Last Update 22 hours ago Total Questions : 241
The AWS Certified Machine Learning Engineer - Associate content is now fully updated, with all current exam questions added 22 hours ago. Deciding to include MLA-C01 practice exam questions in your study plan goes far beyond basic test preparation.
You'll find that our MLA-C01 exam questions frequently feature detailed scenarios and practical problem-solving exercises that directly mirror industry challenges. Engaging with these MLA-C01 sample sets allows you to effectively manage your time and pace yourself, giving you the ability to finish any AWS Certified Machine Learning Engineer - Associate practice test comfortably within the allotted time.
A company is building a conversational AI assistant on Amazon Bedrock. The company is using Retrieval Augmented Generation (RAG) to reference the company ' s internal knowledge base. The AI assistant uses the Anthropic Claude 4 foundation model (FM).
The company needs a solution that uses a vector embedding model, a vector store, and a vector search algorithm.
Which solution will develop the AI assistant with the LEAST development effort?
A company collects customer data daily and stores it as compressed files in an Amazon S3 bucket partitioned by date. Each month, analysts process the data, check data quality, and upload results to Amazon QuickSight dashboards.
An ML engineer needs to automatically check data quality before the data is sent to QuickSight, with the LEAST operational overhead.
Which solution will meet these requirements?
A company uses an Amazon EMR cluster to run a data ingestion process for an ML model. An ML engineer notices that the processing time is increasing.
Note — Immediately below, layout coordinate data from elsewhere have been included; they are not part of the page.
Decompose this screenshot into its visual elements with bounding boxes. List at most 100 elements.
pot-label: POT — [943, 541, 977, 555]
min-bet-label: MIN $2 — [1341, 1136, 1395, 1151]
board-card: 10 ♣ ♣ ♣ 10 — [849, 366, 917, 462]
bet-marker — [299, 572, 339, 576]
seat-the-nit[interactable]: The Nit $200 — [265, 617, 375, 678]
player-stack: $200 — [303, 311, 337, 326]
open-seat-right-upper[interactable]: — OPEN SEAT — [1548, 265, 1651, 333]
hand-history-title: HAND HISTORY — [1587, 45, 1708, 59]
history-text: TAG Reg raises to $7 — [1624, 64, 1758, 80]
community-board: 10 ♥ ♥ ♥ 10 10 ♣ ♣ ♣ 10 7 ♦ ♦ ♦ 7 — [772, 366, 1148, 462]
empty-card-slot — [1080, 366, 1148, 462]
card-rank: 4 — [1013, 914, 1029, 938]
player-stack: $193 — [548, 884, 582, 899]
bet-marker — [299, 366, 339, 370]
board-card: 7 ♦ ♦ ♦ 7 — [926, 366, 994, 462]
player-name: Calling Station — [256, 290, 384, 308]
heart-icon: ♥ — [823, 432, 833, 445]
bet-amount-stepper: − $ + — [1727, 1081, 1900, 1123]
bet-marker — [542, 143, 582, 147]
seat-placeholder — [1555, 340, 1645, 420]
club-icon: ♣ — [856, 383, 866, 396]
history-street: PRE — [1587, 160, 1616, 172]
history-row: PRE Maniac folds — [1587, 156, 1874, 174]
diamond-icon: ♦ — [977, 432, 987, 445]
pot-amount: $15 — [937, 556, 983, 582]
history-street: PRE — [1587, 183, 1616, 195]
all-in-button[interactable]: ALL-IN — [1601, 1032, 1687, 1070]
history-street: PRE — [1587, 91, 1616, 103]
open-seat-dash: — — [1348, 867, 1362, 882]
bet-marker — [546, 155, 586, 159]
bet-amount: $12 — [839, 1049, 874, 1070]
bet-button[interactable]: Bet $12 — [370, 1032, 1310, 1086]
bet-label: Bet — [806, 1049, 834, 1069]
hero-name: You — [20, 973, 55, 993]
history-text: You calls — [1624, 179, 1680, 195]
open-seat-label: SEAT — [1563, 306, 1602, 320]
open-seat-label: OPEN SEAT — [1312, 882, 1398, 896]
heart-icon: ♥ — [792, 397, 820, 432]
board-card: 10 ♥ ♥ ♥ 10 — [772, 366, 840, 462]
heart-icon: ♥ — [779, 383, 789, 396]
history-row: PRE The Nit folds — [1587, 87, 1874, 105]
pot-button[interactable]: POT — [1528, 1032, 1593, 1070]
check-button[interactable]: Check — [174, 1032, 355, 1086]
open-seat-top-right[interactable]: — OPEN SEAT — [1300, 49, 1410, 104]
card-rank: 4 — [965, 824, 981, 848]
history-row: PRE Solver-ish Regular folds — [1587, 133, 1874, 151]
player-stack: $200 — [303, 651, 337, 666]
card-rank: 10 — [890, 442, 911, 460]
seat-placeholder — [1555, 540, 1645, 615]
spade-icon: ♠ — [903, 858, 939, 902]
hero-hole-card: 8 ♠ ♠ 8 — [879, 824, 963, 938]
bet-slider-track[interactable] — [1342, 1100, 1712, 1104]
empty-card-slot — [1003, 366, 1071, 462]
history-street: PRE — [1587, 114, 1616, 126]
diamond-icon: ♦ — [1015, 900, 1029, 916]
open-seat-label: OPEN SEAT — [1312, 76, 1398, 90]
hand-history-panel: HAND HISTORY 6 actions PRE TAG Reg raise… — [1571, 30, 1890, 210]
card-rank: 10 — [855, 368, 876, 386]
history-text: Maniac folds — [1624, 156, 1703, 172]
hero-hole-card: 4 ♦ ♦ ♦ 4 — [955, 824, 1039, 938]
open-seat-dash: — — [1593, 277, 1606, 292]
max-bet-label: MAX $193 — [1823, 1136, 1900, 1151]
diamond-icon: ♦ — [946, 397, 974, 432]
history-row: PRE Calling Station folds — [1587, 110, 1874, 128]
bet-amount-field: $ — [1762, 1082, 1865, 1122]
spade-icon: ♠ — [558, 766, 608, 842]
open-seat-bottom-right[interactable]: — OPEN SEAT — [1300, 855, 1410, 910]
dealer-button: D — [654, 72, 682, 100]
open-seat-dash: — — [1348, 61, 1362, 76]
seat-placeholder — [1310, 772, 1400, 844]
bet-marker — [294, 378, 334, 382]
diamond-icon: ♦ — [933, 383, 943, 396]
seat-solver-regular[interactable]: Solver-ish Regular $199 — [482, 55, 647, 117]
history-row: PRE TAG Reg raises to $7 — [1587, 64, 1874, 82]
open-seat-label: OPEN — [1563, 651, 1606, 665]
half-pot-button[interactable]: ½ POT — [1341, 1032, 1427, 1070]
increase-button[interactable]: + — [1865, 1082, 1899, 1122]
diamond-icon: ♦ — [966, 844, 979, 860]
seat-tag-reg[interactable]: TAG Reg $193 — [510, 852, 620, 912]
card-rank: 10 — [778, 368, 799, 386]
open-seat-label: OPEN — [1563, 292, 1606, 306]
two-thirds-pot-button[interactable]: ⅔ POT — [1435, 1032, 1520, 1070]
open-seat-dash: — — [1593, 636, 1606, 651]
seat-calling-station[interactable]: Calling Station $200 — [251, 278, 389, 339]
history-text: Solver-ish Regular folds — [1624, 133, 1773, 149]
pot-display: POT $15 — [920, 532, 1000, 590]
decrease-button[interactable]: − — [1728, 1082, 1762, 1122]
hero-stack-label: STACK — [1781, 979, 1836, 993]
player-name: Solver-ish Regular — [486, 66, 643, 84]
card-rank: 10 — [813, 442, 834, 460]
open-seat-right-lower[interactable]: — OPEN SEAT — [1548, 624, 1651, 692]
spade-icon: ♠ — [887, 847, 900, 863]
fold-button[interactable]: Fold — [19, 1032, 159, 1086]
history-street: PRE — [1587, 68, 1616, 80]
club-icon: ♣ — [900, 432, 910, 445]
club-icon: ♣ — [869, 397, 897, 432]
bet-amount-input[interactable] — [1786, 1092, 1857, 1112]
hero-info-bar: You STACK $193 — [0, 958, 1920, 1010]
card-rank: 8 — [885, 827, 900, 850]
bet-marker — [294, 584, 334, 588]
Which solution will reduce the processing time MOST cost-effectively?
A company is developing an ML model for a customer. The training data is stored in an Amazon S3 bucket in the customer ' s AWS account (Account A). The company runs Amazon SageMaker AI training jobs in a separate AWS account (Account B).
The company defines an S3 bucket policy and an IAM policy to allow reads to the S3 bucket.
Which additional steps will meet the cross-account access requirement?
A company needs to ingest data from data sources into Amazon SageMaker Data Wrangler. The data sources are Amazon S3, Amazon Redshift, and Snowflake. The ingested data must always be up to date with the latest changes in the source systems.
Which solution will meet these requirements?
A company has developed a new ML model. The company requires online model validation on 10% of the traffic before the company fully releases the model in production. The company uses an Amazon SageMaker endpoint behind an Application Load Balancer (ALB) to serve the model.
Which solution will set up the required online validation with the LEAST operational overhead?
An ML engineer needs to create data ingestion pipelines and ML model deployment pipelines on AWS. All the raw data is stored in Amazon S3 buckets.
Which solution will meet these requirements?
An ML engineer needs to deploy ML models to get inferences from large datasets in an asynchronous manner. The ML engineer also needs to implement scheduled monitoring of data quality for the models and must receive alerts when changes in data quality occur.
Which solution will meet these requirements?
A hospital wants to predict patient outcomes for the coming year An ML engineer must improve several existing ML models that currently perform poorly.
Select the correct regularization method from the following list to improve each model Select each regularization method one time, more than one time, or not at all. (Select THREE.)
• L1 regularization
• L2 regularization
• Early stopping

A company uses a batching solution to process daily analytics. The company wants to provide near real-time updates, use open-source technology, and avoid managing or scaling infrastructure.
Which solution will meet these requirements?